2010.9.8 16:25
中国商務省の陳健次官(手前)の説明を聞く日本経団連の米倉弘昌会長(左)=8日午前、北京市の中国商務省(早坂礼子撮影)【拡大】
【北京=早坂礼子】日中経済協会の訪中団は8日、中国商務省を訪問し、陳健(ちん・けん)商務次官らと意見交換を行った。席上、大橋光夫副団長(昭和電工相談役)は中国がレアアース(希土類)の輸出枠を大幅に削減したことに改めて強い懸念を表明し、改善を求めたが、陳次官は「中国政府の政策を変更することはできない」と拒絶した。
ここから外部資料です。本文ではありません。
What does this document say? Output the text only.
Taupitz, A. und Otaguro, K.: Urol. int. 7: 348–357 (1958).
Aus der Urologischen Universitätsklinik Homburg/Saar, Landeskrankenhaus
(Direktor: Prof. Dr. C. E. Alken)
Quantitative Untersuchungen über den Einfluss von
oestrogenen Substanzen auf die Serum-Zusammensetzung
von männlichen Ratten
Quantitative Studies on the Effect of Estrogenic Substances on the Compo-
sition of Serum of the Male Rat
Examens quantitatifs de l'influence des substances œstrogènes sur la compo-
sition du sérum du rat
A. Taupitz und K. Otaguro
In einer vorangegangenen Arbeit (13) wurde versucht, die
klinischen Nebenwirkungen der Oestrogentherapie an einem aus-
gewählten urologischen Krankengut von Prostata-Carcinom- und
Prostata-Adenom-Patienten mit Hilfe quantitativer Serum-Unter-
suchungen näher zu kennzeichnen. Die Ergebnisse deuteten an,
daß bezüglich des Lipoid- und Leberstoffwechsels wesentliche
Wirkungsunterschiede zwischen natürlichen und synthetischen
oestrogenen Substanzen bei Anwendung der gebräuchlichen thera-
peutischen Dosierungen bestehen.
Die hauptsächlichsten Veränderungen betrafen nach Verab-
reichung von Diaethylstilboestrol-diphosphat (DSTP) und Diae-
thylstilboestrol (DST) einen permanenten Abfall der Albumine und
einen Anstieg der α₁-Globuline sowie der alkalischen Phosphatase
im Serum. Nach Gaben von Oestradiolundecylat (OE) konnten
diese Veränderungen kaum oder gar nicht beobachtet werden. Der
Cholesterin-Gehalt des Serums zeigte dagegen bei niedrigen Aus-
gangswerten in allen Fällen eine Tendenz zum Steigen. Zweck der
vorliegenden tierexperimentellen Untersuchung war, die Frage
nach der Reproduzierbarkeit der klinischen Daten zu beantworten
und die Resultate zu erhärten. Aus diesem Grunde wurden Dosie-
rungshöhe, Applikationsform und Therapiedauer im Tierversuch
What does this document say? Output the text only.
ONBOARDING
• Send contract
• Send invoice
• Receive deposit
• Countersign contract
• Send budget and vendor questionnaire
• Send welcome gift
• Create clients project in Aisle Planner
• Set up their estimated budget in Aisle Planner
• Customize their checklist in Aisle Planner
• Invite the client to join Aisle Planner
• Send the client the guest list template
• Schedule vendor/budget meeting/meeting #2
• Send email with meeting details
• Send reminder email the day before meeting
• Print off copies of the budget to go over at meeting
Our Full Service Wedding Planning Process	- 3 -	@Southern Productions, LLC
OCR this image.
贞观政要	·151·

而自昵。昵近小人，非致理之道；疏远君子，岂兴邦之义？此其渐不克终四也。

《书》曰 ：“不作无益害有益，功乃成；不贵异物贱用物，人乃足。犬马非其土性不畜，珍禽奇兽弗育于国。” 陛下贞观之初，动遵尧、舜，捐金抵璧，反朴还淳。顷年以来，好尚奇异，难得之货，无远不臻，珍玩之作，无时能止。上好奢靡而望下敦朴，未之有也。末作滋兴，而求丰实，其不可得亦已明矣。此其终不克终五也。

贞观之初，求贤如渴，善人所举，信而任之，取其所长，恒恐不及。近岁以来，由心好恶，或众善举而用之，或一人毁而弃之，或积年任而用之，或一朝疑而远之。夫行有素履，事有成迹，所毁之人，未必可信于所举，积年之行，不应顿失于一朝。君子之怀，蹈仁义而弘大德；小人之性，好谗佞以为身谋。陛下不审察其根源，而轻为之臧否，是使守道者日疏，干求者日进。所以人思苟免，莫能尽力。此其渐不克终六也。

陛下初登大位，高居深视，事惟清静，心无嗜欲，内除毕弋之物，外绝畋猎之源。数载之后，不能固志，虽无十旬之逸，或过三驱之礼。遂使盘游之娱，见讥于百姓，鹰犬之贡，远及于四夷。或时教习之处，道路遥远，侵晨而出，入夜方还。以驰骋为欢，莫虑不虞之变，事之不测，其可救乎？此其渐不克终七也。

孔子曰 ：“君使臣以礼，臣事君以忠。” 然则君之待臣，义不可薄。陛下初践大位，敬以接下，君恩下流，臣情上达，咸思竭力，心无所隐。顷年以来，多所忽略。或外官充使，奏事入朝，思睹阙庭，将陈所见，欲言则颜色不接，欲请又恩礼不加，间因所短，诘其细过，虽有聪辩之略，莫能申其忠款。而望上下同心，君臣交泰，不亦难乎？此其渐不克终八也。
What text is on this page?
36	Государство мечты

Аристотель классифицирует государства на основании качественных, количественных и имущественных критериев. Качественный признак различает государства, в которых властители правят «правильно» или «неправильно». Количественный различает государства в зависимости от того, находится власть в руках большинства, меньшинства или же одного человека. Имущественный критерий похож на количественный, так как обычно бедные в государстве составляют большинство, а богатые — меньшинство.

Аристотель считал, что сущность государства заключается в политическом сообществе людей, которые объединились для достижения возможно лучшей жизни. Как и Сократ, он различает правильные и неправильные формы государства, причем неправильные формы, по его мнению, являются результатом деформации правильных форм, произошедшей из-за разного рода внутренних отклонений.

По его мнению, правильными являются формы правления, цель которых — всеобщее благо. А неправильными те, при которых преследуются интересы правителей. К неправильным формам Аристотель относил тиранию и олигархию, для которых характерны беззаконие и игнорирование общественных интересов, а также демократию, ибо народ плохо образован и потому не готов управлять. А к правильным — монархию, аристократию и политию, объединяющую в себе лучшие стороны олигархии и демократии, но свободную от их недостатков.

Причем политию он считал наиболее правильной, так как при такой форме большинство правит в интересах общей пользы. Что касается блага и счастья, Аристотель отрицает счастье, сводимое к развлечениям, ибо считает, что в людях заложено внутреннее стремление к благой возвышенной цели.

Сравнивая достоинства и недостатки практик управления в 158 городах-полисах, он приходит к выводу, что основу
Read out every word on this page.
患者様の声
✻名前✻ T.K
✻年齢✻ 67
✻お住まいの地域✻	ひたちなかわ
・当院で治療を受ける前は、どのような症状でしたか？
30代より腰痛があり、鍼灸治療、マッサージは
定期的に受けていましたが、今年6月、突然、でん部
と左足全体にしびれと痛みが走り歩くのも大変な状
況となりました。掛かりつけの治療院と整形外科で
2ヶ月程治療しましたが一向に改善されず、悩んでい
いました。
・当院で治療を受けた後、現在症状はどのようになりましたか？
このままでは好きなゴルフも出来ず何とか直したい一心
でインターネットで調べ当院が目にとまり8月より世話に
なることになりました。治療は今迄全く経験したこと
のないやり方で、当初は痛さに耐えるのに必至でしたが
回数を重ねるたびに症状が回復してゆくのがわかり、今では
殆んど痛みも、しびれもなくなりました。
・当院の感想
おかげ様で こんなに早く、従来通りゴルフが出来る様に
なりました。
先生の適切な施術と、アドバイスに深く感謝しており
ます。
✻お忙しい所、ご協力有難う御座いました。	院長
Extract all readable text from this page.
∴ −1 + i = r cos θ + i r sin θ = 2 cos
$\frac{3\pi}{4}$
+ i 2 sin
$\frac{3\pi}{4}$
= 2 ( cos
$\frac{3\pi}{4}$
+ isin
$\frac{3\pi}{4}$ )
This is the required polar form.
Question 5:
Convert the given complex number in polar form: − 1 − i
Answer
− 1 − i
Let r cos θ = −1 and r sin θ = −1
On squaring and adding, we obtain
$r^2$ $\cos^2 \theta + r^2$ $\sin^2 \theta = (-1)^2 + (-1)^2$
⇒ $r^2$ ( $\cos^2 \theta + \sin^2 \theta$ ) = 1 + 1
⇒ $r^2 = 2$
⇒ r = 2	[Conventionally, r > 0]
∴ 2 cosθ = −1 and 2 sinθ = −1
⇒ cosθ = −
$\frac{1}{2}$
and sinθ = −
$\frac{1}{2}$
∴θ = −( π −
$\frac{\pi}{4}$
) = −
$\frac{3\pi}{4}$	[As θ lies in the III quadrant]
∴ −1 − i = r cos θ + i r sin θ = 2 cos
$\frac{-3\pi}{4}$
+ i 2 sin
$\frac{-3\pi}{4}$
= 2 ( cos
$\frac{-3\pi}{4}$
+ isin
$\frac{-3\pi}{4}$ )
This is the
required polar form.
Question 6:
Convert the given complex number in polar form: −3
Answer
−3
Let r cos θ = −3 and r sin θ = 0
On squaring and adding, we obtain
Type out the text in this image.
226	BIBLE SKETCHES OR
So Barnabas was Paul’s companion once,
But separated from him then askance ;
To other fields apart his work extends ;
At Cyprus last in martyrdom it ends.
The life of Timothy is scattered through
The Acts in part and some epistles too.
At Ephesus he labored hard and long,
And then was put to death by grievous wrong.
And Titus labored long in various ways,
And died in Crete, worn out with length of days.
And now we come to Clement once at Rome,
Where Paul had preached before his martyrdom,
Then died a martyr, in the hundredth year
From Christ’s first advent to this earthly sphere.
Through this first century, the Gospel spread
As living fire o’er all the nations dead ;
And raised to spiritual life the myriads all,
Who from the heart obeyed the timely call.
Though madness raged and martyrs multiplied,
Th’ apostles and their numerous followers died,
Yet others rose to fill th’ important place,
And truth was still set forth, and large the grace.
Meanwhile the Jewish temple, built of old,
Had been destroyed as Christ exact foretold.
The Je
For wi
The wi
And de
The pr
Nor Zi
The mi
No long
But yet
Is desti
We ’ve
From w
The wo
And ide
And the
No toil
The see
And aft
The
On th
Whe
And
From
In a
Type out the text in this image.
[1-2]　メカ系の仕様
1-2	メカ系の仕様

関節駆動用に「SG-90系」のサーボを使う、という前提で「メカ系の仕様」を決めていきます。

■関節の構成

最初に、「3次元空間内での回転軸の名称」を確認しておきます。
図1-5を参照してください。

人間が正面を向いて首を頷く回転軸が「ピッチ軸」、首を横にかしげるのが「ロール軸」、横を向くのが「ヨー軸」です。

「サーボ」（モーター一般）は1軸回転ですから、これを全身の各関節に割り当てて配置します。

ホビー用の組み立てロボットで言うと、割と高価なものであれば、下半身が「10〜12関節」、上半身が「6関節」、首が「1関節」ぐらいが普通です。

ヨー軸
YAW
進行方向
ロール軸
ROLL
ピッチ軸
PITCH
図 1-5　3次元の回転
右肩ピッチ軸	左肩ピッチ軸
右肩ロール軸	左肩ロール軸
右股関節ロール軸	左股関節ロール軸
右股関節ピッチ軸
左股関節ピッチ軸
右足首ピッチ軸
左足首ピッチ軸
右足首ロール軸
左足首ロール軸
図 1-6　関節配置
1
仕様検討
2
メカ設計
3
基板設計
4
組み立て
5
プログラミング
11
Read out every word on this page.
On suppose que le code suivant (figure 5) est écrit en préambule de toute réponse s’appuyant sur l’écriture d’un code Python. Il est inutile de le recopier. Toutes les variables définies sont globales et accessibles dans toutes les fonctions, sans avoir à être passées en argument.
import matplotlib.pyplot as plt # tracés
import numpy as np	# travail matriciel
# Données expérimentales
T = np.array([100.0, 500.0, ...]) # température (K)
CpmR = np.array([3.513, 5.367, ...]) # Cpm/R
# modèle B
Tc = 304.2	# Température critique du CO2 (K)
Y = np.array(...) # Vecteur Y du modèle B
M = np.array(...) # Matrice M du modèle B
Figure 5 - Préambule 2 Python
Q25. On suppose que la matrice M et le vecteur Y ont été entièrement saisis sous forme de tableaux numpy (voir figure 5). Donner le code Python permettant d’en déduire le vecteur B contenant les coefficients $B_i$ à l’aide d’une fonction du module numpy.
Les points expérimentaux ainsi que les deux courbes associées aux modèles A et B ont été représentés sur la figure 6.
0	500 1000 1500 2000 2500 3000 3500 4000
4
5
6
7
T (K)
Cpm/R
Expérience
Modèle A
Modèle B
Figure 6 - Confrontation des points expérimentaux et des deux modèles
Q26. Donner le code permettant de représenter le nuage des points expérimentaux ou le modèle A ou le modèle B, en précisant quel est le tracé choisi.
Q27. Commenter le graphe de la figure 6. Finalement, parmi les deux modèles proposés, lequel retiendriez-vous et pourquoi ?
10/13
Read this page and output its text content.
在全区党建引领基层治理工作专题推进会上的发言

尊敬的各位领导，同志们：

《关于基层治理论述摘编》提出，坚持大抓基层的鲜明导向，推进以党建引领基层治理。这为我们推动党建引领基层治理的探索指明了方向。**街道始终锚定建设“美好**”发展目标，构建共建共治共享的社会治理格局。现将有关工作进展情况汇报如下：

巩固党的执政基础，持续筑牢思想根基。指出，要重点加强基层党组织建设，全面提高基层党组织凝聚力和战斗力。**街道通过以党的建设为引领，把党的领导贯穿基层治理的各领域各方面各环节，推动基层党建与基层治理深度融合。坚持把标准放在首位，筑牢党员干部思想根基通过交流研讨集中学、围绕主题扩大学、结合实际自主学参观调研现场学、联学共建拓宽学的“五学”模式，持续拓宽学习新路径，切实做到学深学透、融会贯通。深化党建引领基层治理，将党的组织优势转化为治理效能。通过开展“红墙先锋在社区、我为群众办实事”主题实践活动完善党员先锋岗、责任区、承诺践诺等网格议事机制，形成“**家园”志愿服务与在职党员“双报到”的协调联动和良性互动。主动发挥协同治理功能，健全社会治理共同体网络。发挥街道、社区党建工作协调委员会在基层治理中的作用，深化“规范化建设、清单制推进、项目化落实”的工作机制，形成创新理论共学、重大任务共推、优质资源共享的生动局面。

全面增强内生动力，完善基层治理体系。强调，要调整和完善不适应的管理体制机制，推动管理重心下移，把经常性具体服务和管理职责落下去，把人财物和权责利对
陳次官は「日本企業の懸念はよく承知しているが、中国政府もレアアースの安定供給と環境保全の両面で苦慮している」と説明。包玲(ぱお・れい)対外貿易局副局長は「中国の輸出規制は世界貿易機関(WTO)のルールに基づいた合法的なものだ。代替品の開発をしてはどうか」などと語った。
中国からのレアアースの輸出枠は7月から前年比で約4割削減され、8月末の「日中ハイレベル経済対話」でも見直しが議題になったが、中国側が拒否していた。日本の経済界は「今後もあらゆる手段やルートで改善を訴える」(大橋副団長)方針だが、日本企業は調達先の見直しといった対応を迫られそうだ。
中国商務省との会談では、日中韓のFTA締結に向けた準備の進捗(しんちょく)状況や、労働争議や人民元など日中間のビジネス環境整備についても意見を交換。日中間のエネルギー協力推進をうたった「第7次日中長期貿易取り決め」も締結した。